There are as many roads to heaven as there are people on the earth. Or something like that. It's a matter of taste. If price were no object I would still drive my '68 Dodge Power Wagon - I'd just convert it to diesel and add front power disc brakes. I have no interest in a Mercedes.
I don't need gears anywhere but focus, and even that could be gotten around. Calibrated movements are swell but hardly necessary. I would rather have the front rise than not.
-- Sean yates (email@example.com), April 02, 2001.

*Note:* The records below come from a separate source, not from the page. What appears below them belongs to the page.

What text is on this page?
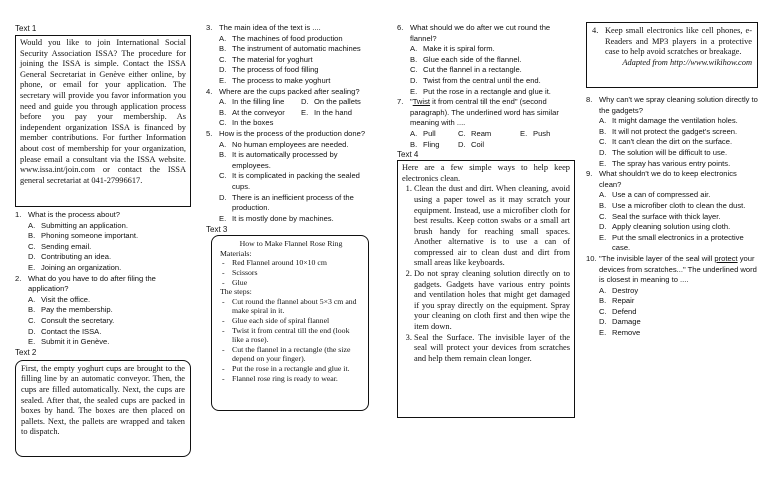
Text 1
Would you like to join International Social Security Association ISSA? The procedure for joining the ISSA is simple. Contact the ISSA General Secretariat in Genève either online, by phone, or email for your application. The secretary will provide you favor information you need and guide you through application process before you pay your membership. As independent organization ISSA is financed by member contributions. For further Information about cost of membership for your organization, please email a consultant via the ISSA website. www.issa.int/join.com or contact the ISSA general secretariat at 041-27996617.
1. What is the process about?
A. Submitting an application.
B. Phoning someone important.
C. Sending email.
D. Contributing an idea.
E. Joining an organization.
2. What do you have to do after filing the application?
A. Visit the office.
B. Pay the membership.
C. Consult the secretary.
D. Contact the ISSA.
E. Submit it in Genève.
Text 2
First, the empty yoghurt cups are brought to the filling line by an automatic conveyor. Then, the cups are filled automatically. Next, the cups are sealed. After that, the sealed cups are packed in boxes by hand. The boxes are then placed on pallets. Next, the pallets are wrapped and taken to dispatch.
3. The main idea of the text is ....
A. The machines of food production
B. The instrument of automatic machines
C. The material for yoghurt
D. The process of food filling
E. The process to make yoghurt
4. Where are the cups packed after sealing?
A. In the filling line D. On the pallets
B. At the conveyor E. In the hand
C. In the boxes
5. How is the process of the production done?
A. No human employees are needed.
B. It is automatically processed by employees.
C. It is complicated in packing the sealed cups.
D. There is an inefficient process of the production.
E. It is mostly done by machines.
Text 3
How to Make Flannel Rose Ring
Materials:
- Red Flannel around 10×10 cm
- Scissors
- Glue
The steps:
- Cut round the flannel about 5×3 cm and make spiral in it.
- Glue each side of spiral flannel
- Twist it from central till the end (look like a rose).
- Cut the flannel in a rectangle (the size depend on your finger).
- Put the rose in a rectangle and glue it.
- Flannel rose ring is ready to wear.
6. What should we do after we cut round the flannel?
A. Make it is spiral form.
B. Glue each side of the flannel.
C. Cut the flannel in a rectangle.
D. Twist from the central until the end.
E. Put the rose in a rectangle and glue it.
7. "Twist it from central till the end" (second paragraph). The underlined word has similar meaning with ....
A. Pull	C. Ream	E. Push
B. Fling D. Coil
Text 4
Here are a few simple ways to help keep electronics clean.
1. Clean the dust and dirt. When cleaning, avoid using a paper towel as it may scratch your equipment. Instead, use a microfiber cloth for best results. Keep cotton swabs or a small art brush handy for reaching small spaces. Another alternative is to use a can of compressed air to clean dust and dirt from small areas like keyboards.
2. Do not spray cleaning solution directly on to gadgets. Gadgets have various entry points and ventilation holes that might get damaged if you spray directly on the equipment. Spray your cleaning on cloth first and then wipe the item down.
3. Seal the Surface. The invisible layer of the seal will protect your devices from scratches and help them remain clean longer.
4. Keep small electronics like cell phones, e-Readers and MP3 players in a protective case to help avoid scratches or breakage.
Adapted from http://www.wikihow.com
8. Why can't we spray cleaning solution directly to the gadgets?
A. It might damage the ventilation holes.
B. It will not protect the gadget's screen.
C. It can't clean the dirt on the surface.
D. The solution will be difficult to use.
E. The spray has various entry points.
9. What shouldn't we do to keep electronics clean?
A. Use a can of compressed air.
B. Use a microfiber cloth to clean the dust.
C. Seal the surface with thick layer.
D. Apply cleaning solution using cloth.
E. Put the small electronics in a protective case.
10. "The invisible layer of the seal will protect your devices from scratches..." The underlined word is closest in meaning to ....
A. Destroy
B. Repair
C. Defend
D. Damage
E. Remove
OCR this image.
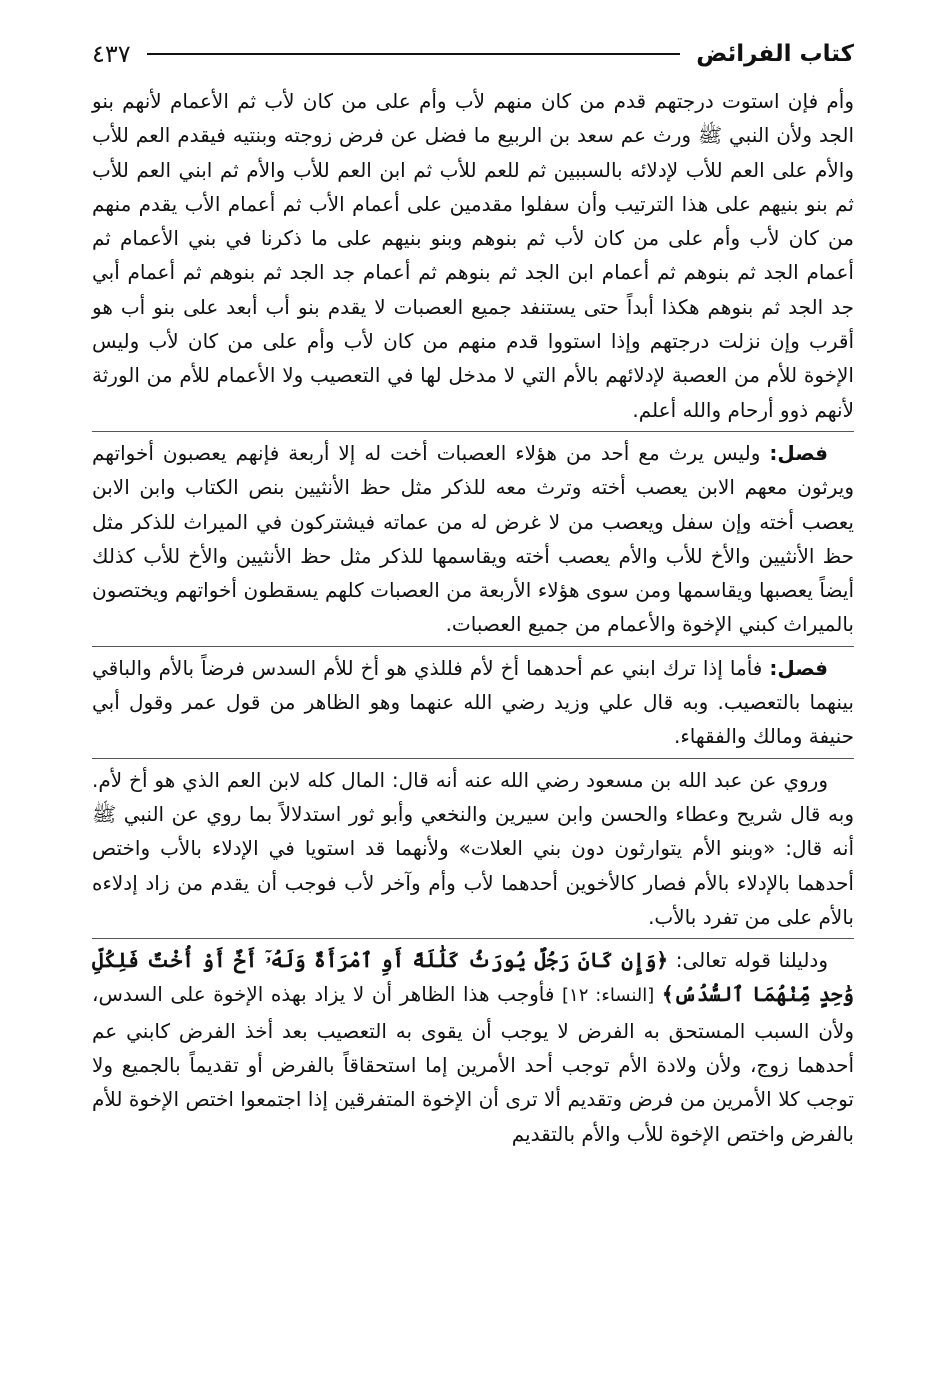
كتاب الفرائض
٤٣٧

وأم فإن استوت درجتهم قدم من كان منهم لأب وأم على من كان لأب ثم الأعمام لأنهم بنو الجد ولأن النبي ﷺ ورث عم سعد بن الربيع ما فضل عن فرض زوجته وبنتيه فيقدم العم للأب والأم على العم للأب لإدلائه بالسببين ثم للعم للأب ثم ابن العم للأب والأم ثم ابني العم للأب ثم بنو بنيهم على هذا الترتيب وأن سفلوا مقدمين على أعمام الأب ثم أعمام الأب يقدم منهم من كان لأب وأم على من كان لأب ثم بنوهم وبنو بنيهم على ما ذكرنا في بني الأعمام ثم أعمام الجد ثم بنوهم ثم أعمام ابن الجد ثم بنوهم ثم أعمام جد الجد ثم بنوهم ثم أعمام أبي جد الجد ثم بنوهم هكذا أبداً حتى يستنفد جميع العصبات لا يقدم بنو أب أبعد على بنو أب هو أقرب وإن نزلت درجتهم وإذا استووا قدم منهم من كان لأب وأم على من كان لأب وليس الإخوة للأم من العصبة لإدلائهم بالأم التي لا مدخل لها في التعصيب ولا الأعمام للأم من الورثة لأنهم ذوو أرحام والله أعلم.

فصل: وليس يرث مع أحد من هؤلاء العصبات أخت له إلا أربعة فإنهم يعصبون أخواتهم ويرثون معهم الابن يعصب أخته وترث معه للذكر مثل حظ الأنثيين بنص الكتاب وابن الابن يعصب أخته وإن سفل ويعصب من لا غرض له من عماته فيشتركون في الميراث للذكر مثل حظ الأنثيين والأخ للأب والأم يعصب أخته ويقاسمها للذكر مثل حظ الأنثيين والأخ للأب كذلك أيضاً يعصبها ويقاسمها ومن سوى هؤلاء الأربعة من العصبات كلهم يسقطون أخواتهم ويختصون بالميراث كبني الإخوة والأعمام من جميع العصبات.

فصل: فأما إذا ترك ابني عم أحدهما أخ لأم فللذي هو أخ للأم السدس فرضاً بالأم والباقي بينهما بالتعصيب. وبه قال علي وزيد رضي الله عنهما وهو الظاهر من قول عمر وقول أبي حنيفة ومالك والفقهاء.

وروي عن عبد الله بن مسعود رضي الله عنه أنه قال: المال كله لابن العم الذي هو أخ لأم. وبه قال شريح وعطاء والحسن وابن سيرين والنخعي وأبو ثور استدلالاً بما روي عن النبي ﷺ أنه قال: «وبنو الأم يتوارثون دون بني العلات» ولأنهما قد استويا في الإدلاء بالأب واختص أحدهما بالإدلاء بالأم فصار كالأخوين أحدهما لأب وأم وآخر لأب فوجب أن يقدم من زاد إدلاءه بالأم على من تفرد بالأب.

ودليلنا قوله تعالى: ﴿وَإِن كَانَ رَجُلٌ يُورَثُ كَلَٰلَةً أَوِ ٱمْرَأَةٌ وَلَهُۥٓ أَخٌ أَوْ أُخْتٌ فَلِكُلِّ وَٰحِدٍ مِّنْهُمَا ٱلسُّدُسُ﴾ [النساء: ١٢] فأوجب هذا الظاهر أن لا يزاد بهذه الإخوة على السدس، ولأن السبب المستحق به الفرض لا يوجب أن يقوى به التعصيب بعد أخذ الفرض كابني عم أحدهما زوج، ولأن ولادة الأم توجب أحد الأمرين إما استحقاقاً بالفرض أو تقديماً بالجميع ولا توجب كلا الأمرين من فرض وتقديم ألا ترى أن الإخوة المتفرقين إذا اجتمعوا اختص الإخوة للأم بالفرض واختص الإخوة للأب والأم بالتقديم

Wooden field cameras have been designed, produced and used for about 140 years. We as users have been very fortunate in the fact that we can go classic (Wisner)or hybrid (Canham) with many other offerings to select from in between. While maintaining the field concept, the objective of the camera is to hold a sheet of film in a holder in the correct plane, securely hold a lens safely and provide enough movements to adjust perspective and fold down into a small package capable of transporting it. Excessive features resulting from over design only add unnecessarily to weight. From my perspective, the field camera itself it at the pinnacle of efficiency. As a result, I feel that the user is the entity that needs to by dynamic and strive for improvement, not the camera.
-- Michael Kadillak (firstname.lastname@example.org), April 02, 2001.
Geoffrey, I think that plastics for the body are the way to go. Some of the high tech plastics are very durable and will mill quite easily. They are lightweight and will not warp in humidity. I think above all, I would like to see nice BEEFY fastening/focusing knobs...not the small little knurled brass things found on so many cameras.
-- Dave Anton (email@example.com), April 02, 2001.
A lot like my old Deardorff. But just a touch 'tighter', a bit lighter, 6 inches more bellows and even more solid... with a front shift.
-- Dan Smith (firstname.lastname@example.org), April 03, 2001.
Like my Deardorff but with the following changes: 1. Lighter 2. Stiffer 3. Front shift 4. Rear rise 5. The front standard of my Linhof 6. Bigger knobs (ones that won't eat your fingers) 7. Thinner (metal) lensboards 8. Nice, wide angle friendly synthetic bellows.
That's about it. Oh, and it has to cost less than $250 and come with a free Nikkor 120mm SW.
-- David Munson (email@example.com), April 03, 2001.
It isn't metal and it isn't really a field camera but don't you just love the Graphic View II ? The whole camera from castings to the focussing movement to other movements are so well thought out and feel just right. And it looks like a Deco work of art too.
-- Wayne Campbell (firstname.lastname@example.org), April 04, 2001.
Thanks all for your comments/suggestions!
I hope to finish my prototype 8x10 wooden field camera by the end of the year and will send it to you for your inspection.
I know an 8x10 which will satisfy all your conditions except #1. You can buy a new camera, a new Nikkor 120 SW, and still have plenty money in your bank. Please take a look at www.shen-hao.com they click on 8x10.
-- Geoffrey Chen (DB45TEK@AOL.COM), April 06, 2001.
Hello I have been following this thread a bit and went to Http://www.shen- hao.com does anyone know the prices of the 8x10 and 4x5 cameras? thanks Brian
-- Brian Sledz (email@example.com), April 06, 2001.
I called Shen-Hao and got the following information:
Price: 8x10: about $950 in local China, $1200 in US (they are still looking for a dealership). 4x5: about $450. The sales said the design is loosely based on Ebony, with a few "improvements".